On peut voir aussi l’émergence de réseaux créés pour relier des personnes. En France le clivage public-privé est extrêmement important, dans d’autres pays, il l’est un peu moins, il y a plus de passerelles entre le privé et l’enseignement. Depuis quelques années les réseaux issus de la Commission Européenne et les pôles de compétitivité se sont beaucoup renforcés et il y a de plus en plus de rencontres entre les scientifiques et les entreprises, mais aussi entre les entreprises entre elles et les scientifiques entre eux. Il y a aussi beaucoup de croisements des thématiques. Ainsi, pour mettre au point un observatoire sur le comportement des océans afin de prévoir les conséquences au niveau climatologique, on a besoin des technologies des capteurs, des bouées, des courants, du traitement du signal. Le traitement du signal n’est basé que sur des modèles mathématiques issus de la recherche fondamentale. Presque tous les modèles de traitement du signal sont basés sur l’évolution de modèles mathématiques. La recherche permet de donner une nouvelle puissance aux outils et de trouver des solutions. Pour faire évoluer le système il faut agir dans de nombreux domaines en même temps.

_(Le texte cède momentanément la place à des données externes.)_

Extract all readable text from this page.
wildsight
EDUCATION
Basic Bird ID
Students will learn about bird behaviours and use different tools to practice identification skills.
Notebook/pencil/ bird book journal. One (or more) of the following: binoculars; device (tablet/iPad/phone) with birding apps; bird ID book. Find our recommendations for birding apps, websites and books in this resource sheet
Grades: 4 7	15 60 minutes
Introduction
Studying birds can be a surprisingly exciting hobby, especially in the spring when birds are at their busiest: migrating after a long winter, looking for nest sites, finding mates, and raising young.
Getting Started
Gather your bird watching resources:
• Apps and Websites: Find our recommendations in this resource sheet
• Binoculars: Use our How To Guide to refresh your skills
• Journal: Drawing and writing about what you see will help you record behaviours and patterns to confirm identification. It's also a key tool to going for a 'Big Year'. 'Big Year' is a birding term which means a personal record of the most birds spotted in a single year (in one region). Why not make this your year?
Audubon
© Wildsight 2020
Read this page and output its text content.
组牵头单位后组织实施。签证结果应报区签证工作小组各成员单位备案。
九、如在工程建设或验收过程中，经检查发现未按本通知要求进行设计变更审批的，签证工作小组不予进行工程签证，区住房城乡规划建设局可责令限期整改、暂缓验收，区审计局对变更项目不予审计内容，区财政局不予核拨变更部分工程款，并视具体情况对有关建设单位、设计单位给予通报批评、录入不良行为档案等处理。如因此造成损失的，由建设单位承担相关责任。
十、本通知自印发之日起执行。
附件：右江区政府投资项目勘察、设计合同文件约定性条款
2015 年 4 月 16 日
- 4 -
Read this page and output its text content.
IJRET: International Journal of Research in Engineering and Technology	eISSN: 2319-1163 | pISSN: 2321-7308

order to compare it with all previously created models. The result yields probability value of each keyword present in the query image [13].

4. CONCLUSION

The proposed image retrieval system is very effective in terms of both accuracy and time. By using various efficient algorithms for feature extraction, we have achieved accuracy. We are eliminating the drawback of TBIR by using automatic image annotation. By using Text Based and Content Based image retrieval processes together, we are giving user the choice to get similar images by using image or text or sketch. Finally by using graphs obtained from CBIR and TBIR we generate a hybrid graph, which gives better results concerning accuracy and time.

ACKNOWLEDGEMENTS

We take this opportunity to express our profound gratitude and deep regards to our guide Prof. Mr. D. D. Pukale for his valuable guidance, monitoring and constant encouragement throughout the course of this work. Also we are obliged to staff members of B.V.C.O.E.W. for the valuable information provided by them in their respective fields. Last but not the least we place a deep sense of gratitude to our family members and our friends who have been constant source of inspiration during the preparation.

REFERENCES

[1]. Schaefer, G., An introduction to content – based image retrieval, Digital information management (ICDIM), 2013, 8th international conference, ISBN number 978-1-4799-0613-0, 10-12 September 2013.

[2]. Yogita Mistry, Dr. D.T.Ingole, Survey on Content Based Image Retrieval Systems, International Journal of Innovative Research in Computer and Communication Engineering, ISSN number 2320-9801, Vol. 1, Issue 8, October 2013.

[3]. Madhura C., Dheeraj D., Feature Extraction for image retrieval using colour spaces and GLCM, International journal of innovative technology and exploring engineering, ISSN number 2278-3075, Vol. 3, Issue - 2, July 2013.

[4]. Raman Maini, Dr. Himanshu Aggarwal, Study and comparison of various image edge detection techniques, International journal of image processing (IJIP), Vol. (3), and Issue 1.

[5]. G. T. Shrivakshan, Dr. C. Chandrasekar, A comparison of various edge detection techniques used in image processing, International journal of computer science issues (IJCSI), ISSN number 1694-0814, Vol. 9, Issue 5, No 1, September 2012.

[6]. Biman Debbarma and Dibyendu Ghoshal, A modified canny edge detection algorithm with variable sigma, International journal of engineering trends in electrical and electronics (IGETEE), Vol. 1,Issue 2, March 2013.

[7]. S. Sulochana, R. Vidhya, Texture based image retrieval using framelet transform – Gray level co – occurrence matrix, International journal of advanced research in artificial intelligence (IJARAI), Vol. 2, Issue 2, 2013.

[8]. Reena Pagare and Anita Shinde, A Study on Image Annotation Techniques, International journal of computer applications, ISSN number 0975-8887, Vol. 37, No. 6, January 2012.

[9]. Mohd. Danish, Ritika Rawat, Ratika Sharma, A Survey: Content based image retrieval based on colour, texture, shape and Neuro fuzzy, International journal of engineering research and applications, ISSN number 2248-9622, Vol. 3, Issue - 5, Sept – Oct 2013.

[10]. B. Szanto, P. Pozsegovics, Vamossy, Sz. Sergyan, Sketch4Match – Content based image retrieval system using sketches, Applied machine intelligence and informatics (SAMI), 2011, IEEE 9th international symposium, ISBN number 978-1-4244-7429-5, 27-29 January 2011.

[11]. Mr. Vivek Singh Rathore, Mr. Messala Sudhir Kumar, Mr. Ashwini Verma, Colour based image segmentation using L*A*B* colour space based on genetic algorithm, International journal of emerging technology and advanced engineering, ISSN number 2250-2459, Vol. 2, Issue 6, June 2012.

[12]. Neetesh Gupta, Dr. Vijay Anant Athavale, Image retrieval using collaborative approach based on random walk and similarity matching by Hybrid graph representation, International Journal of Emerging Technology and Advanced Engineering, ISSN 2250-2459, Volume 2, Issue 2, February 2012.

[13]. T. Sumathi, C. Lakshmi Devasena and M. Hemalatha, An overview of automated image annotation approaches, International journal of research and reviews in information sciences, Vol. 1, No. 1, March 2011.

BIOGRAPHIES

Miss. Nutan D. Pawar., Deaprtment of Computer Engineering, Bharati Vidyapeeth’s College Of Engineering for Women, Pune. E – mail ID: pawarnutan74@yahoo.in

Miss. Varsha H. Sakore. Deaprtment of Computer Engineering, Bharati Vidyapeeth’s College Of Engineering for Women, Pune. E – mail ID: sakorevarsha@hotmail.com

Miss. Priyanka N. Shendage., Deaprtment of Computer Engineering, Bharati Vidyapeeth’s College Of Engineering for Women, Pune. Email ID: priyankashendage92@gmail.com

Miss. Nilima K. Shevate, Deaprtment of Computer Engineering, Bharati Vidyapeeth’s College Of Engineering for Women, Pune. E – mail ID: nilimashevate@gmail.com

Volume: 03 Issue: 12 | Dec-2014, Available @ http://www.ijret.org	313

Le réseau C.U.R.I.E. est le réseau de tous les chargés de valorisation en France. Depuis une dizaine d’années, notre mission est d’organiser les transferts de technologies et la valorisation de la recherche pour avoir des outils ou des appels à projets. Nous travaillons avec la conférence des présidents d’université et l’équivalent pour les chefs d’établissement des écoles pour faire émerger cette troisième mission qui n’est pas trop connue. 500 personnes en France essaient de valoriser les travaux des chercheurs français en négociant des contrats avec des entreprises. Le but final de notre mission est de mettre à disposition de la société les résultats issus de la recherche. Mais il y a des conditions : si on n’a pas de brevet, il n’y aura pas d’innovation donc on est obligé d’adapter des protections en fonction des domaines et de protéger l’innovation par des brevets. Si on a une innovation intéressante, nous travaillons avec les chercheurs pour prendre une protection qui permettra de la rendre plus attractive auprès des industriels, en tout cas d’être en conformité en termes de standard.

Pour finir, je pense que nous avons pas mal de cartes en main, mais il faut encore que tout le monde apprenne à mieux se connaître et à travailler ensemble. C’est vrai qu’il est extrêmement difficile de prévoir l’innovation donc c’est très difficile pour les pouvoirs politiques de programmer des axes de recherche ; il faut laisser de la liberté de ce côté-là. Pour l’environnement, on a des décisions qui permettent de générer de l’innovation, de répondre aux besoins de la société et à ceux du citoyen. Je crois que c’est en se connaissant mieux au niveau des différents acteurs qu’on arrivera à échanger et à travailler ensemble. La preuve est donnée par les pôles de compétitivité : des entreprises, voisines parfois, se rencontrent au niveau du pôle et réalisent qu’elles peuvent collaborer. C’est entre privé et privé, public et privé. Il faut trouver les personnes dont les autres ont besoin pour nourrir les attentes de la société.